As a small charity, we have experienced many of the same issues described here—having to rapidly alter ways of working, get to grips with new technologies, make decisions on the hoof and manage the impact of Covid on our personnel.
The needs of our member groups have guided our decision-making, leading us to:
- Invest in new equipment for outdoor events, and safety indoors
- Keep our print service running throughout, with improved capacity and services
- Provide intensive support to our member groups, helping them to negotiate with funders, raise money for crisis support, get their finances in order , update policies and procedures, and re-establish their activities
- Establish clear protocols and good ventilation in the Centre, enabling us to reopen safely
- Survive financially—despite a dramatic drop in income—while continuing to be a supportive and flexible employer
We are now—as many groups are—evaluating and reflecting on how to move forward. Our development week in November will give us a chance to consider the best way to balance our services and use our resources, time, experience and knowledge.

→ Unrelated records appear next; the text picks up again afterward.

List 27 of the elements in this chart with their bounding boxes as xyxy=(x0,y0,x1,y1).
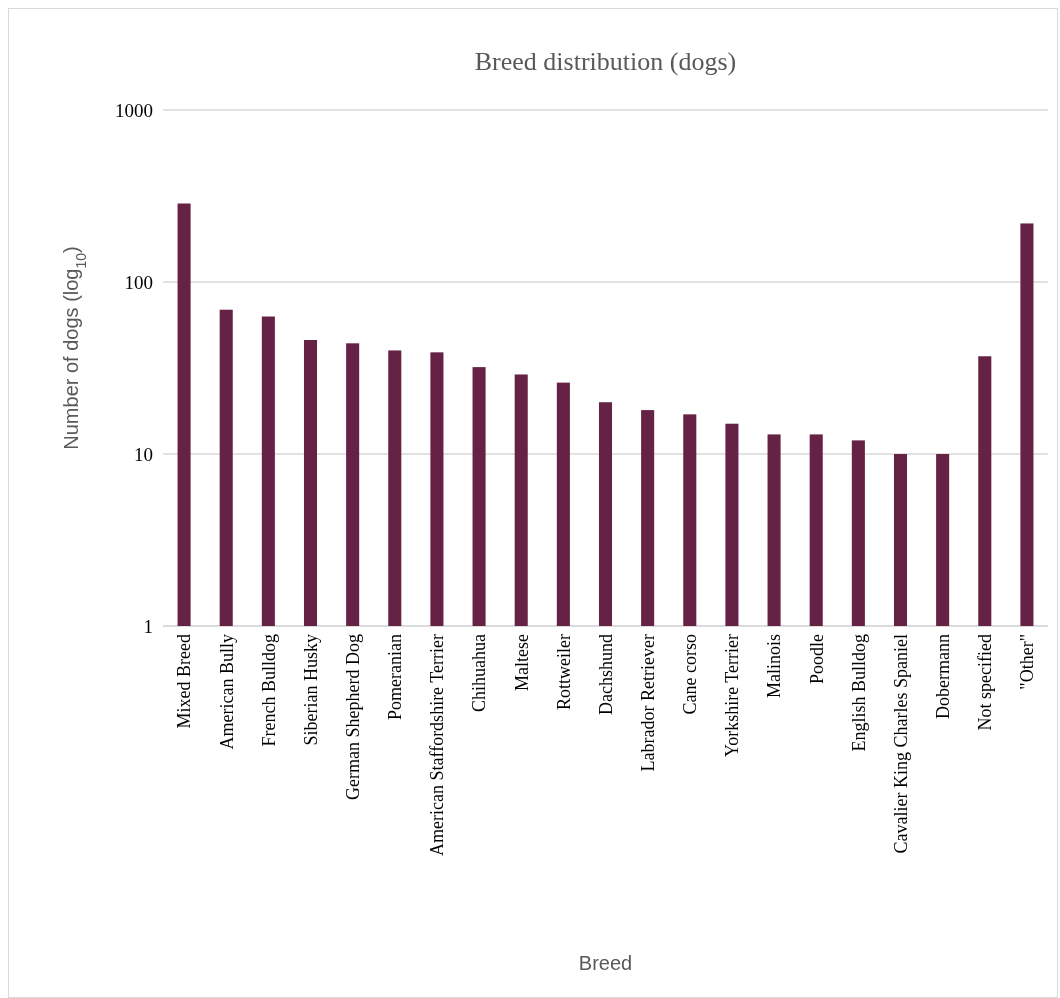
y-tick-label: 10 xyxy=(134,443,153,465)
x-tick-label: Poodle xyxy=(806,634,827,685)
x-tick-label: "Other" xyxy=(1017,634,1038,690)
x-tick-label: Pomeranian xyxy=(385,634,406,720)
x-tick-label: Siberian Husky xyxy=(300,634,321,746)
x-axis-title: Breed xyxy=(578,952,633,974)
y-tick-label: 100 xyxy=(124,271,153,293)
y-tick-label: 1 xyxy=(143,615,153,637)
x-tick-label: Cane corso xyxy=(680,634,701,715)
x-tick-label: Cavalier King Charles Spaniel xyxy=(890,634,911,854)
x-tick-label: Labrador Retriever xyxy=(637,634,658,772)
x-tick-label: American Staffordshire Terrier xyxy=(427,634,448,856)
x-tick-label: Rottweiler xyxy=(553,634,574,710)
x-tick-label: Dobermann xyxy=(932,634,953,719)
x-tick-label: Chihuahua xyxy=(469,634,490,712)
x-tick-label: Dachshund xyxy=(595,634,616,715)
x-tick-label: German Shepherd Dog xyxy=(342,634,363,800)
x-tick-label: English Bulldog xyxy=(848,634,869,752)
chart-title: Breed distribution (dogs) xyxy=(474,47,737,76)
x-tick-label: American Bully xyxy=(216,634,237,750)
x-tick-label: Malinois xyxy=(764,634,785,699)
x-tick-label: Mixed Breed xyxy=(174,634,195,729)
x-tick-label: Maltese xyxy=(511,633,532,691)
y-tick-label: 1000 xyxy=(115,99,153,121)
x-tick-label: Yorkshire Terrier xyxy=(722,634,743,758)
x-tick-label: French Bulldog xyxy=(258,634,279,747)
x-tick-label: Not specified xyxy=(975,634,996,731)
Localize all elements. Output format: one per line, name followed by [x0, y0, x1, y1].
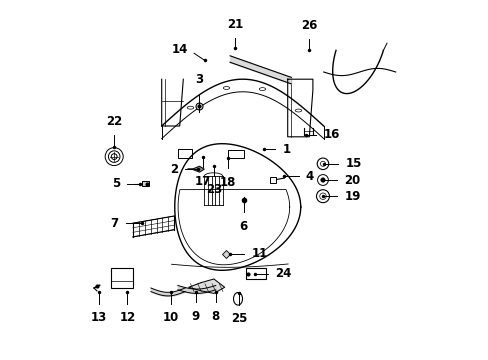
- Bar: [246, 268, 265, 279]
- Polygon shape: [188, 279, 224, 293]
- Text: 22: 22: [106, 115, 122, 128]
- Text: 7: 7: [110, 217, 118, 230]
- Text: 20: 20: [344, 174, 360, 186]
- Text: 15: 15: [345, 157, 361, 170]
- FancyArrowPatch shape: [225, 253, 226, 254]
- Text: 1: 1: [282, 143, 290, 156]
- Circle shape: [320, 178, 325, 182]
- Text: 9: 9: [191, 310, 200, 323]
- Text: 13: 13: [90, 311, 106, 324]
- Text: 17: 17: [195, 175, 211, 188]
- Text: 10: 10: [162, 311, 179, 324]
- Text: 19: 19: [344, 190, 360, 203]
- Text: 4: 4: [305, 170, 313, 183]
- Bar: [142, 181, 149, 186]
- Bar: [111, 268, 133, 288]
- Text: 3: 3: [195, 73, 203, 86]
- Bar: [228, 150, 244, 158]
- Text: 8: 8: [211, 310, 220, 323]
- Text: 24: 24: [275, 267, 291, 280]
- Text: 14: 14: [171, 43, 188, 56]
- Text: 12: 12: [119, 311, 135, 324]
- Text: 5: 5: [112, 177, 120, 190]
- Text: 21: 21: [227, 18, 243, 31]
- Text: 16: 16: [323, 129, 339, 141]
- Text: 23: 23: [205, 183, 222, 196]
- Text: 11: 11: [251, 247, 267, 260]
- Text: 6: 6: [239, 220, 247, 233]
- Text: 25: 25: [230, 312, 247, 325]
- Text: 2: 2: [169, 163, 178, 176]
- Text: 18: 18: [220, 176, 236, 189]
- Text: 26: 26: [301, 19, 317, 32]
- Polygon shape: [187, 166, 204, 172]
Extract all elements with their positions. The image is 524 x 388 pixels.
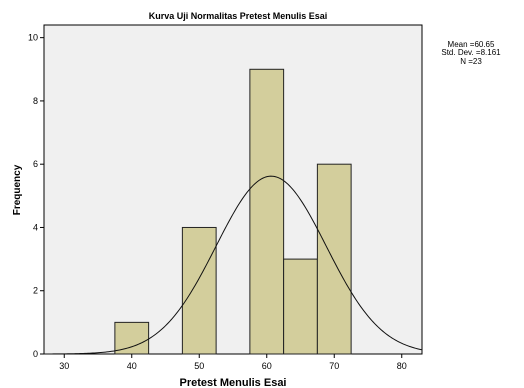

At the heart of this evaluation will be the needs of the myriad grassroots groups we support. It’s important that we are there for the groups who have adapted and moved forward as well as those who are still working out what they want to do and how they want to do it.
We also know there are many small groups out there, doing amazing things, who don’t know about our printing service, equipment hire or one-to-one support.
When we work with groups we listen to their experiences and learn about their communities. We use this knowledge to assess how we can best support member groups to develop the skills they need and make progress towards the aims they have identified.
By working in this responsive and flexible way, we are able to support groups who are following a wide range of pathways. Our relationships with our member groups are long-term and based on trust and mutual respect. Whilst we assess what changes we need to make post-pandemic, we are committed to making sure this doesn’t change.